School started today at Pinewood. I watched Polly’s green gingham back as it disappeared through the doors amongst a chirruping flock of other six and seven year olds. I’ve been spending so much time with her lately, I felt a flush of sadness this time, on top of the customary relief.

Polly is going to be in a film tomorrow. A student film by the lovely Ben Andrews, in which she is going to walk to a refrigerator, open it and pour herself a glass of milk. I’m not sure she if she quite understands what’s going to be happening. She keeps calling it a ‘play’ - as plays are something she’s reasonably familiar with - but I’m confident she’ll adapt, and not freeze-up or anything like that. I’ve been astonished by her progress lately, her reading, writing, comprehension, all that stuff. And of course, her imagination.



I’ve set her up a desk in my study where she occupies herself while I work.
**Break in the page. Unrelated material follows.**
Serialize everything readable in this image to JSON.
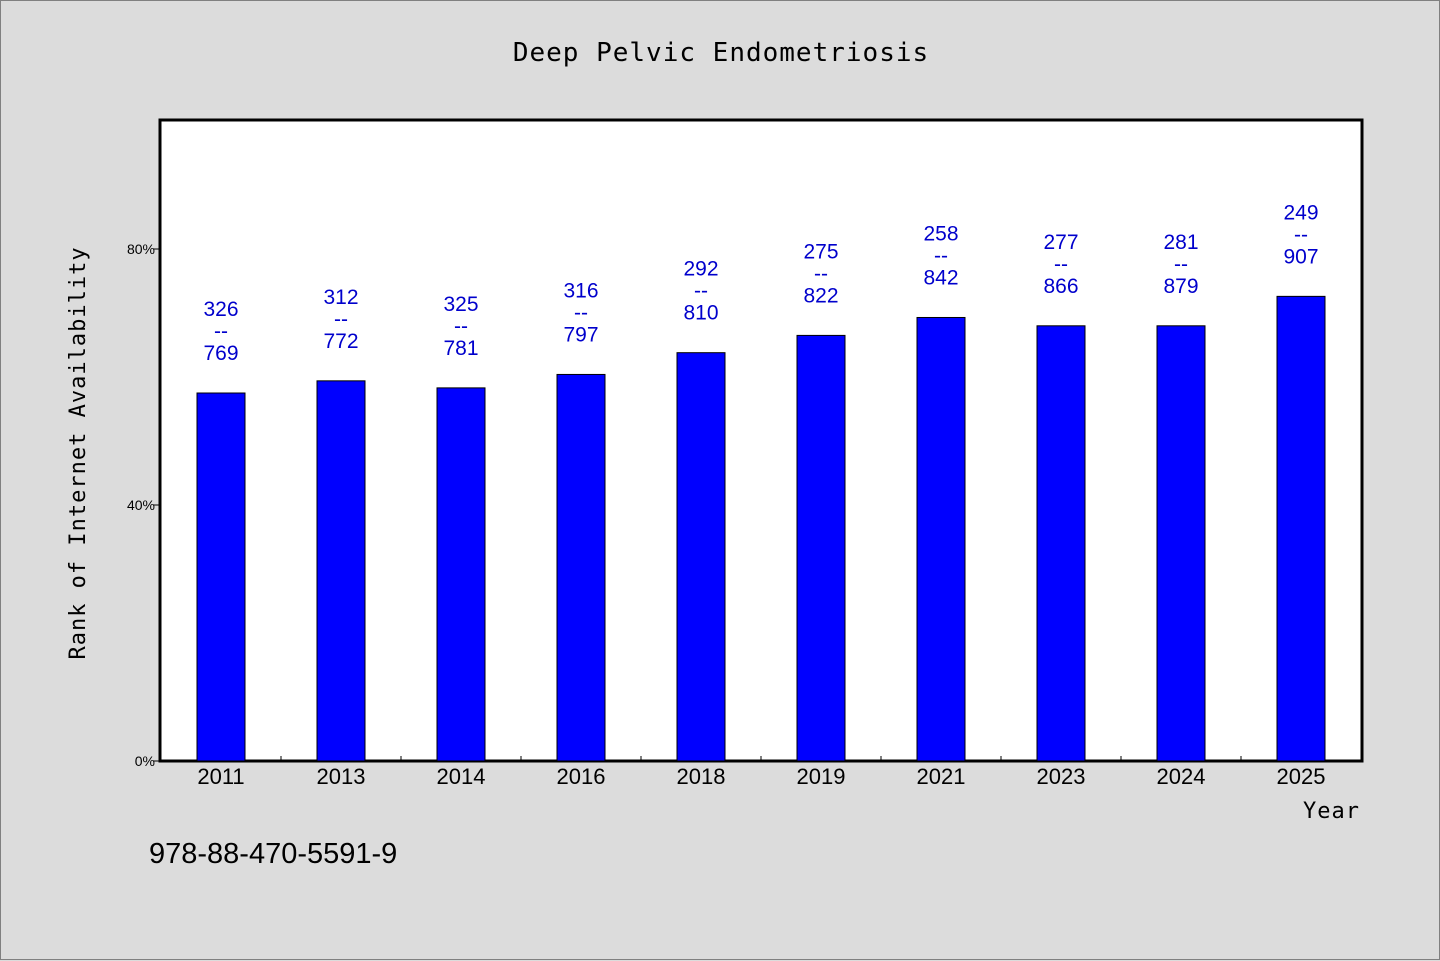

Long gone are the days when work was a pipe dream if Polly was in my sole care.

My wife has retired from the scene for a few weeks, requiring some peace and quiet to mend the inner fabric of her soul. My recent precipitate departure took as much of a toll on her as it did on me.

I am able to breathe a little easier now, though there is a looming darkness on the horizon and it is difficult not to worry about. Strangely, having emerged from such horror and remorseless grinding stress, I feel freshly energised. Particularly with my work. I have a whole lot of projects on the go now, and I am appreciating all the sacred little things, which, for a period there, I thought I might have lost.

The honour of feeding the white duck Immaculata is by no means the least of these.


And, of course, nothing now stands in the way of my intention to photograph and identify the native fungi of Mt Waverley.